My Uncle, R W Moffett, died last Thursday. To most of you this won’t mean a thing, until I tell you that he was one of the wittiest men I’ve ever known and as tough as any Scotsman who’s ever walked this earth. Though he was American through and through, Scotland was his heritage way back when.
The Moffetts were among the first Scots-Irish to settle the Shenandoah Valley where RW lived until the day he died. As do I with that same intention. He was a WWII vet who fought in some of the fiercest battles in the South Pacific and was honored with medals, but rarely spoke of the war. Never to me. To the women he was all civility.
A man’s man, he was a farmer who loved to hunt, fish, and tell bawdy tales. He knew every ridge of his beloved Blue Ridge Mountains. A crack shot, he’s quoted as saying, ‘your aims improves when your target fires back. ‘ A sobering thought only a soldier can truly understand. Odd, that RW died not long after Memorial Day.
No one who knew RW had anything but respect for him. One sharp look from him and even small children came to attention. But they–we–loved him. He could be gruff but he was kind. A person’s rank in life didn’t impress him, only their character.

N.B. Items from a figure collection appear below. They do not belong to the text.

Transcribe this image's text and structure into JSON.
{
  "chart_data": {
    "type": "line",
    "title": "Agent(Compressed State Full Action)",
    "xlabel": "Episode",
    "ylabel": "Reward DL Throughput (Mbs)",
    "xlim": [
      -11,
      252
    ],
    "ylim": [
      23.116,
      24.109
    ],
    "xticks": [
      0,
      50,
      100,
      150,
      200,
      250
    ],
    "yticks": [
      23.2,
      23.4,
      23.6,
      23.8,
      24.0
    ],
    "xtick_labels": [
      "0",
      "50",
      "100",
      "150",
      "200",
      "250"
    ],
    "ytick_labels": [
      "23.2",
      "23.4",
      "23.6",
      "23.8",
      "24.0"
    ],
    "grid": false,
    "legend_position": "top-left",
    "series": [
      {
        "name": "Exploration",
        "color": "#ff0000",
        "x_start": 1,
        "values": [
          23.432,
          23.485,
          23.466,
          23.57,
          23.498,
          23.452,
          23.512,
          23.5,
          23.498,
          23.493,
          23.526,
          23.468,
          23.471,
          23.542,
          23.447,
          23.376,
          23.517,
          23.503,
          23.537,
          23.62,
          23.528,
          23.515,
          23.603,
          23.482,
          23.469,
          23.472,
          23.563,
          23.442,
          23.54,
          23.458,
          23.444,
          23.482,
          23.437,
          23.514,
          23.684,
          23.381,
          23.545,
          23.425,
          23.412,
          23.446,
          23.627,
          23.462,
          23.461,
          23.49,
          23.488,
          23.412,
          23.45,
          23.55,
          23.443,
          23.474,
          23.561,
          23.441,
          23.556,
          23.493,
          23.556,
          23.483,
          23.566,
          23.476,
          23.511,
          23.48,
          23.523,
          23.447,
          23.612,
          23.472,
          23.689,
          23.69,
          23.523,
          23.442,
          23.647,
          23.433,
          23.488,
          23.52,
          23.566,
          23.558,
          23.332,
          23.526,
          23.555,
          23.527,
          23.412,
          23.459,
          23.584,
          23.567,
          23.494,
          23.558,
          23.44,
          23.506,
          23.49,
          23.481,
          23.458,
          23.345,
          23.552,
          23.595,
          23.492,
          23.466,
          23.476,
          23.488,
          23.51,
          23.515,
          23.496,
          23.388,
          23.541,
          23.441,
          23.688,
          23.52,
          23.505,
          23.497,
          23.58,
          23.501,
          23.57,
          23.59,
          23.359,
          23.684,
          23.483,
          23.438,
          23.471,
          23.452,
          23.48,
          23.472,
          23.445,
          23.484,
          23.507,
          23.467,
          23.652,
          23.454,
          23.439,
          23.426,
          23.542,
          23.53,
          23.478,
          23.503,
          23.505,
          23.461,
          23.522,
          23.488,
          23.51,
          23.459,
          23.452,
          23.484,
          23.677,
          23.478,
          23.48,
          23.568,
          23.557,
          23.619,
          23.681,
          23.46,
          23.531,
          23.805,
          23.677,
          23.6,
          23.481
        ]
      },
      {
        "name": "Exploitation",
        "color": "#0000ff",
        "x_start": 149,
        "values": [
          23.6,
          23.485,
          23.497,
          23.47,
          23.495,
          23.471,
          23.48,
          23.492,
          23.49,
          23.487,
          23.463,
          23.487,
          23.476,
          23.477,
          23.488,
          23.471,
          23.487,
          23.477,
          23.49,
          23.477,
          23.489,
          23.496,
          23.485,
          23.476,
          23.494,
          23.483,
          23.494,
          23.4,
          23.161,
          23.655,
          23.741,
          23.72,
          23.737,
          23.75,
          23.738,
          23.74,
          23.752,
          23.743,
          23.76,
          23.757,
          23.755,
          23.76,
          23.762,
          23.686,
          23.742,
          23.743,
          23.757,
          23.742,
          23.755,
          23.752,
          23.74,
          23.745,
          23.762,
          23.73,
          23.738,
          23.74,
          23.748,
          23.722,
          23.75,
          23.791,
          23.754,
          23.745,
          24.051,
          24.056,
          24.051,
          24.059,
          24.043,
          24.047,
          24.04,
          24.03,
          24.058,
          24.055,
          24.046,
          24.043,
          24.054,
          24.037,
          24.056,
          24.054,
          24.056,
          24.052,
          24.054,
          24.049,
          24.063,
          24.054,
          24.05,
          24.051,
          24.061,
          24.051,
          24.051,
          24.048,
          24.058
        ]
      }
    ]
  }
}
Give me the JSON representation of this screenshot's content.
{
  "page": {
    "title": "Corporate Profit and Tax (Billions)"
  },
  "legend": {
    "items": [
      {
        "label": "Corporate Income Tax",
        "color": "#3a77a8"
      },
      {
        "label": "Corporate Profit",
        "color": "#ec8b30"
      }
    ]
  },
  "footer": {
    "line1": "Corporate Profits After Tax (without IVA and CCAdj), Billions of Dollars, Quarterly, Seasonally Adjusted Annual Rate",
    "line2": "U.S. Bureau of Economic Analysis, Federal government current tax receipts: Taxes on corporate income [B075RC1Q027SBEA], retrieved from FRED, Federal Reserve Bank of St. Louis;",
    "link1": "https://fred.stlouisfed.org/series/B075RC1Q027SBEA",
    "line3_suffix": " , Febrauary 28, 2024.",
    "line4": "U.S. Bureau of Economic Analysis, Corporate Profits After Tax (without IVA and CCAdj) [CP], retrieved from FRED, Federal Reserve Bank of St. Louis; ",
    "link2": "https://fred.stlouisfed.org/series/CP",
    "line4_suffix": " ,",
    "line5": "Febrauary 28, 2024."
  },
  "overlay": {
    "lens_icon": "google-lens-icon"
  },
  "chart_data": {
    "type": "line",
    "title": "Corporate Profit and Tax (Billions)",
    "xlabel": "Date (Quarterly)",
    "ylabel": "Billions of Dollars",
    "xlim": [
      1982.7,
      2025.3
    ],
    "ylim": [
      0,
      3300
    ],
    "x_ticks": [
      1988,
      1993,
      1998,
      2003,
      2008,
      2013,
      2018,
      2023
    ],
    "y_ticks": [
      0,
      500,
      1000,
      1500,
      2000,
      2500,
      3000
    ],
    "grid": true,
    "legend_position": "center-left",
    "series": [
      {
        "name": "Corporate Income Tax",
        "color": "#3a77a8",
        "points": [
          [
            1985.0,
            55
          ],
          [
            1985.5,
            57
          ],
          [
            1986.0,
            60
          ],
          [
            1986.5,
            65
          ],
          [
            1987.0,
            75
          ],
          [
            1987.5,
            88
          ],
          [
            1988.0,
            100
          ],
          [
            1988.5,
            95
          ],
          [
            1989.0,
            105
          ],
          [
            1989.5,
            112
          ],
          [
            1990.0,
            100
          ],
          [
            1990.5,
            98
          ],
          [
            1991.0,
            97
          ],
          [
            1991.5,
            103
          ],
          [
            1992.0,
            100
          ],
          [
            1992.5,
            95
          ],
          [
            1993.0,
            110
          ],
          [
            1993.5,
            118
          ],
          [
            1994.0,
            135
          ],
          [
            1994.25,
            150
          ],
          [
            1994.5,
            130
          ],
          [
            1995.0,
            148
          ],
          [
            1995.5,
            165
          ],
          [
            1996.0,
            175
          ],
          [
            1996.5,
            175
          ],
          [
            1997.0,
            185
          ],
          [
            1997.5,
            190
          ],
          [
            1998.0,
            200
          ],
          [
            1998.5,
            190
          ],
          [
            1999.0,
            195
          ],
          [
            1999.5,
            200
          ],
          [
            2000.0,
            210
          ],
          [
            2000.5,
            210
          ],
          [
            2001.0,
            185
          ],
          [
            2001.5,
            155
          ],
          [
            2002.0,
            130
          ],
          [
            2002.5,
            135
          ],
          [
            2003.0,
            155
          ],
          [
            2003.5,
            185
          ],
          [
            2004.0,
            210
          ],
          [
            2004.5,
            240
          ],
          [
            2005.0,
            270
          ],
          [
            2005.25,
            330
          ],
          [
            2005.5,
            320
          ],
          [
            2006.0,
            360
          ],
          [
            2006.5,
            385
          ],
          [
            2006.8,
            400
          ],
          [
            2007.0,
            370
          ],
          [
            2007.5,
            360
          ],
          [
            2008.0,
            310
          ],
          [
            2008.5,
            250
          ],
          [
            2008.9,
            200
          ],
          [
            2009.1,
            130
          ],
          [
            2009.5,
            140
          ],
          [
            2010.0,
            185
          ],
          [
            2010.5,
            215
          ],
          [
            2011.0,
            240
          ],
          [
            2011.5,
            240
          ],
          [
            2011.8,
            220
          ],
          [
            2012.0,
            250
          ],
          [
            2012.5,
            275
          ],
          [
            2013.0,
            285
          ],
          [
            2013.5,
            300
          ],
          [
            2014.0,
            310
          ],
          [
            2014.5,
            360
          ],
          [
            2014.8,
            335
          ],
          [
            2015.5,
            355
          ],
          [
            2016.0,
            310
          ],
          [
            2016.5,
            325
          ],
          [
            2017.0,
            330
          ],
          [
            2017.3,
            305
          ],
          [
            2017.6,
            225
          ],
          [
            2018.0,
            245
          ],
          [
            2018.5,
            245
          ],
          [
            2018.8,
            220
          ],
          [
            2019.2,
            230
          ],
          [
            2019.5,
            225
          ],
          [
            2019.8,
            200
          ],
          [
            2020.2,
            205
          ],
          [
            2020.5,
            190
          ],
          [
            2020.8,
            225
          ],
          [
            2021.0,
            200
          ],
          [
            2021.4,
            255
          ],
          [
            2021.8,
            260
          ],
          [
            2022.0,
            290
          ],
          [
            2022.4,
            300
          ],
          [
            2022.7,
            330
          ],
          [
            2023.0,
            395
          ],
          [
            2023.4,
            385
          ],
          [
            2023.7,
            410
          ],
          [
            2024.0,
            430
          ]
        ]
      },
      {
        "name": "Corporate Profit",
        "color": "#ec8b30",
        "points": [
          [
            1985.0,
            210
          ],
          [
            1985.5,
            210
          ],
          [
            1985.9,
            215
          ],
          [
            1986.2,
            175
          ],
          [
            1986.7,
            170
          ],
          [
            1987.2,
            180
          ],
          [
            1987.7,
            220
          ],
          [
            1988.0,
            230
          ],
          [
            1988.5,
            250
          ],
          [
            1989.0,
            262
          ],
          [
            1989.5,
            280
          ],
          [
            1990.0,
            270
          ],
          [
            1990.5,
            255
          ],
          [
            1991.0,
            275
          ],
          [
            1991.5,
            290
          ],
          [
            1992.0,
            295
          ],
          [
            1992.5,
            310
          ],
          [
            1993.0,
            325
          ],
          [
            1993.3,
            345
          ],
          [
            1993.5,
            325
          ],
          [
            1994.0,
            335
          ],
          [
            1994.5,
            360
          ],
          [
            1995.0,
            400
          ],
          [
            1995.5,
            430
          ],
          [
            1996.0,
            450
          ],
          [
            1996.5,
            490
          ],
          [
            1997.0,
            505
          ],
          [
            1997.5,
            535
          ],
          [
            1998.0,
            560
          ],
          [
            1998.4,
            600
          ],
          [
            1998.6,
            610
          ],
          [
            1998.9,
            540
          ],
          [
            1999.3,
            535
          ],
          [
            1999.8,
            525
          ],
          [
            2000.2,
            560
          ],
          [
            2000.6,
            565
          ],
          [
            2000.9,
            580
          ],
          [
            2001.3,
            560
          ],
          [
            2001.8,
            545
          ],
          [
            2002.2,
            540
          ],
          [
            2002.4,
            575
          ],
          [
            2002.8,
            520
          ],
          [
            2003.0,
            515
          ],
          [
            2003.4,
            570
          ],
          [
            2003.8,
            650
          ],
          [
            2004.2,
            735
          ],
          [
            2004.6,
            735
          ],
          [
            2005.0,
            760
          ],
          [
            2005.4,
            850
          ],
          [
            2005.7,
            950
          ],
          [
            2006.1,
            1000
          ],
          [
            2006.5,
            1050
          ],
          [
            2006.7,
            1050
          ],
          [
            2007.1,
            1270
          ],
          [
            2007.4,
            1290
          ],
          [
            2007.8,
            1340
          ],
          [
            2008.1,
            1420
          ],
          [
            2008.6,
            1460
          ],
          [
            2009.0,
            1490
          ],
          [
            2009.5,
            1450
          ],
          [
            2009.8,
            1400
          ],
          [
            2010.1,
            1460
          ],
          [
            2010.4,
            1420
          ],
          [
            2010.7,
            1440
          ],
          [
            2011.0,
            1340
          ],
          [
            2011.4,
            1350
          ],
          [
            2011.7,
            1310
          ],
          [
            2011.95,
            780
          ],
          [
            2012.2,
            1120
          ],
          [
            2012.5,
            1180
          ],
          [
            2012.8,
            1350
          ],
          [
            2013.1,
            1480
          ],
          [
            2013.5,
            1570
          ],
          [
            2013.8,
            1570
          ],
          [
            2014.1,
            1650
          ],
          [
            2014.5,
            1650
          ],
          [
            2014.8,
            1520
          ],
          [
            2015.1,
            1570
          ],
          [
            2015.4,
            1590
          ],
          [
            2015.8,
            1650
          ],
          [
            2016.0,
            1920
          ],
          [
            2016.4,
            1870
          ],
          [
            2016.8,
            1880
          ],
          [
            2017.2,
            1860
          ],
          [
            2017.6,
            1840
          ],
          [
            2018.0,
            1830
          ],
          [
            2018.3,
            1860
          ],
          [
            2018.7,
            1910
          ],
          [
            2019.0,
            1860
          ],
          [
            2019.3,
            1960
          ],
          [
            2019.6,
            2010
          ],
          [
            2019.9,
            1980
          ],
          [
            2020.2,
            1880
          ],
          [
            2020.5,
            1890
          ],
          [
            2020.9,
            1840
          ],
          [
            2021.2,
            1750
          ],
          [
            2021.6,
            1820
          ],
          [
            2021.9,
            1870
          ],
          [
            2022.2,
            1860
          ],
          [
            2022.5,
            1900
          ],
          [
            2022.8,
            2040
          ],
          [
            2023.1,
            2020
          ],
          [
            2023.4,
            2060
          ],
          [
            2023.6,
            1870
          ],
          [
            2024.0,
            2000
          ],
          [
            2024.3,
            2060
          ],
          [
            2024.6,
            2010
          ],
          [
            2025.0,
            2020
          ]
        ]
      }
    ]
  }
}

At his funeral, I realized we were burying a legend. The irony of it is that he detested lengthy services and his went on and on with fond remembrances. Then the lights dimmed as if to clue the speaker it was time to wind things up. Only, no one dimmed those lights. RW, maybe?
Most of all, he was married to my dear aunt for 60 yrs and had a deeply loving relationship. That’s an achievement in itself. His passing has sent me into a pensive frame of mind as I think of all the grand folks who have gone before me and how blessed I am to have known them. I believe they are still with me, somehow, in spirit. And that I will see them again someday on the other side.